One great source of college dates if you’re both at least a little athletically inclined is to see what recreational activities your college offers. Swimming while you have that fresh spark between you can be a great time, and even if you’ve have been dating for awhile, it could be fun to have a new place to interact and fool around in the water. If your school has racquetball or tennis courts, they can also be fun places to work up a sweat. You can create your own rules depending on each of your athletic abilities and you will find conversation naturally occurs while playing because you have something in common to talk about right there.
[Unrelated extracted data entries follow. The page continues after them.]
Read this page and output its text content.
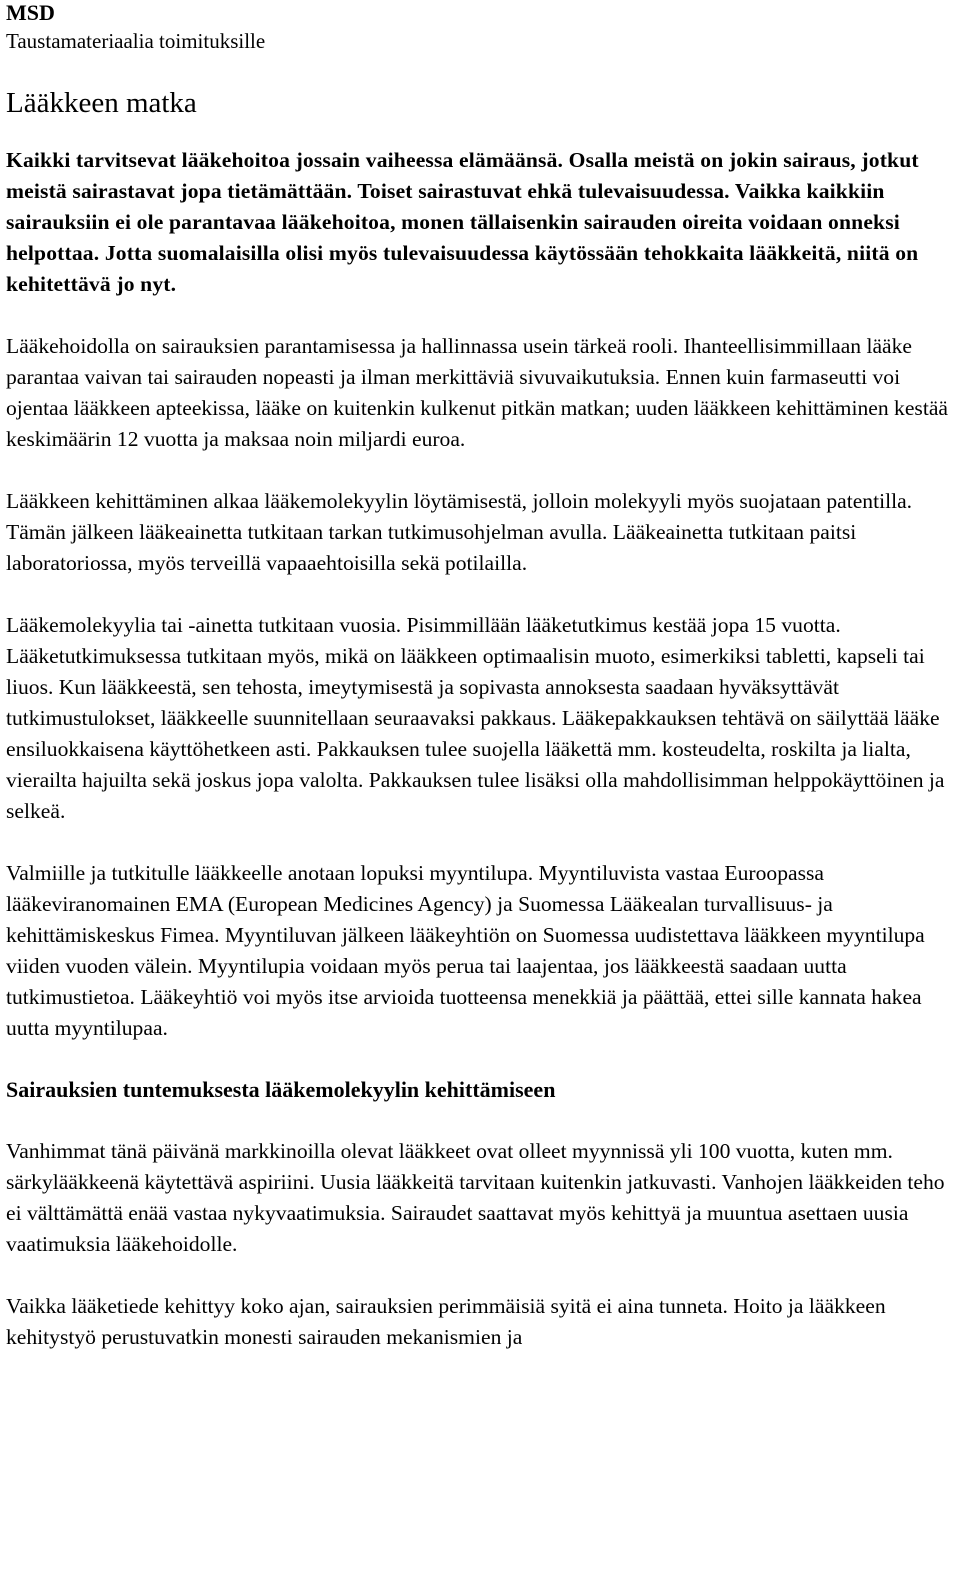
MSD
Taustamateriaalia toimituksille
Lääkkeen matka

Kaikki tarvitsevat lääkehoitoa jossain vaiheessa elämäänsä. Osalla meistä on jokin sairaus, jotkut meistä sairastavat jopa tietämättään. Toiset sairastuvat ehkä tulevaisuudessa. Vaikka kaikkiin sairauksiin ei ole parantavaa lääkehoitoa, monen tällaisenkin sairauden oireita voidaan onneksi helpottaa. Jotta suomalaisilla olisi myös tulevaisuudessa käytössään tehokkaita lääkkeitä, niitä on kehitettävä jo nyt.

Lääkehoidolla on sairauksien parantamisessa ja hallinnassa usein tärkeä rooli. Ihanteellisimmillaan lääke parantaa vaivan tai sairauden nopeasti ja ilman merkittäviä sivuvaikutuksia. Ennen kuin farmaseutti voi ojentaa lääkkeen apteekissa, lääke on kuitenkin kulkenut pitkän matkan; uuden lääkkeen kehittäminen kestää keskimäärin 12 vuotta ja maksaa noin miljardi euroa.

Lääkkeen kehittäminen alkaa lääkemolekyylin löytämisestä, jolloin molekyyli myös suojataan patentilla. Tämän jälkeen lääkeainetta tutkitaan tarkan tutkimusohjelman avulla. Lääkeainetta tutkitaan paitsi laboratoriossa, myös terveillä vapaaehtoisilla sekä potilailla.

Lääkemolekyylia tai -ainetta tutkitaan vuosia. Pisimmillään lääketutkimus kestää jopa 15 vuotta. Lääketutkimuksessa tutkitaan myös, mikä on lääkkeen optimaalisin muoto, esimerkiksi tabletti, kapseli tai liuos. Kun lääkkeestä, sen tehosta, imeytymisestä ja sopivasta annoksesta saadaan hyväksyttävät tutkimustulokset, lääkkeelle suunnitellaan seuraavaksi pakkaus. Lääkepakkauksen tehtävä on säilyttää lääke ensiluokkaisena käyttöhetkeen asti. Pakkauksen tulee suojella lääkettä mm. kosteudelta, roskilta ja lialta, vierailta hajuilta sekä joskus jopa valolta. Pakkauksen tulee lisäksi olla mahdollisimman helppokäyttöinen ja selkeä.

Valmiille ja tutkitulle lääkkeelle anotaan lopuksi myyntilupa. Myyntiluvista vastaa Euroopassa lääkeviranomainen EMA (European Medicines Agency) ja Suomessa Lääkealan turvallisuus- ja kehittämiskeskus Fimea. Myyntiluvan jälkeen lääkeyhtiön on Suomessa uudistettava lääkkeen myyntilupa viiden vuoden välein. Myyntilupia voidaan myös perua tai laajentaa, jos lääkkeestä saadaan uutta tutkimustietoa. Lääkeyhtiö voi myös itse arvioida tuotteensa menekkiä ja päättää, ettei sille kannata hakea uutta myyntilupaa.

Sairauksien tuntemuksesta lääkemolekyylin kehittämiseen

Vanhimmat tänä päivänä markkinoilla olevat lääkkeet ovat olleet myynnissä yli 100 vuotta, kuten mm. särkylääkkeenä käytettävä aspiriini. Uusia lääkkeitä tarvitaan kuitenkin jatkuvasti. Vanhojen lääkkeiden teho ei välttämättä enää vastaa nykyvaatimuksia. Sairaudet saattavat myös kehittyä ja muuntua asettaen uusia vaatimuksia lääkehoidolle.

Vaikka lääketiede kehittyy koko ajan, sairauksien perimmäisiä syitä ei aina tunneta. Hoito ja lääkkeen kehitystyö perustuvatkin monesti sairauden mekanismien ja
An added bonus is exercise releases endorphins and you’ll both be in a great mood after playing.
If sports are not your thing, or if your college doesn’t have a great recreational center, you may at least consider taking a nature walk. Ok, it sounds boring, but it doesn’t have to be — bring along snacks and a blanket! It gets you out of the house and sights will at least give you something to talk about. If you’re a little bit athletic, you could turn it into a bicycle ride.
Switching up gears a little, you may find inspiration in your activities from childhood. Try going to an art museum or the zoo for the afternoon. Both offer you a change of pace and scenery, and have plenty of built in conversation builders. What are your favorite pieces? What animal would you be? Even going to a school playground in the area may be fun as stories from your childhood are sure to come up — before long you could find yourself competing and showing off on the jungle gym or swings. Being a child is something you both share experiences from, so don’t be embarrassed go ahead and share them, believe it or not, you’ll have fun.
Definitely keep your eye out for festivals around campus and the town you live in. At some point, there are sure to be local festivals or activities that you can take part in that can shape a great date night. Take advantage of all of them so you keep your dating life fresh.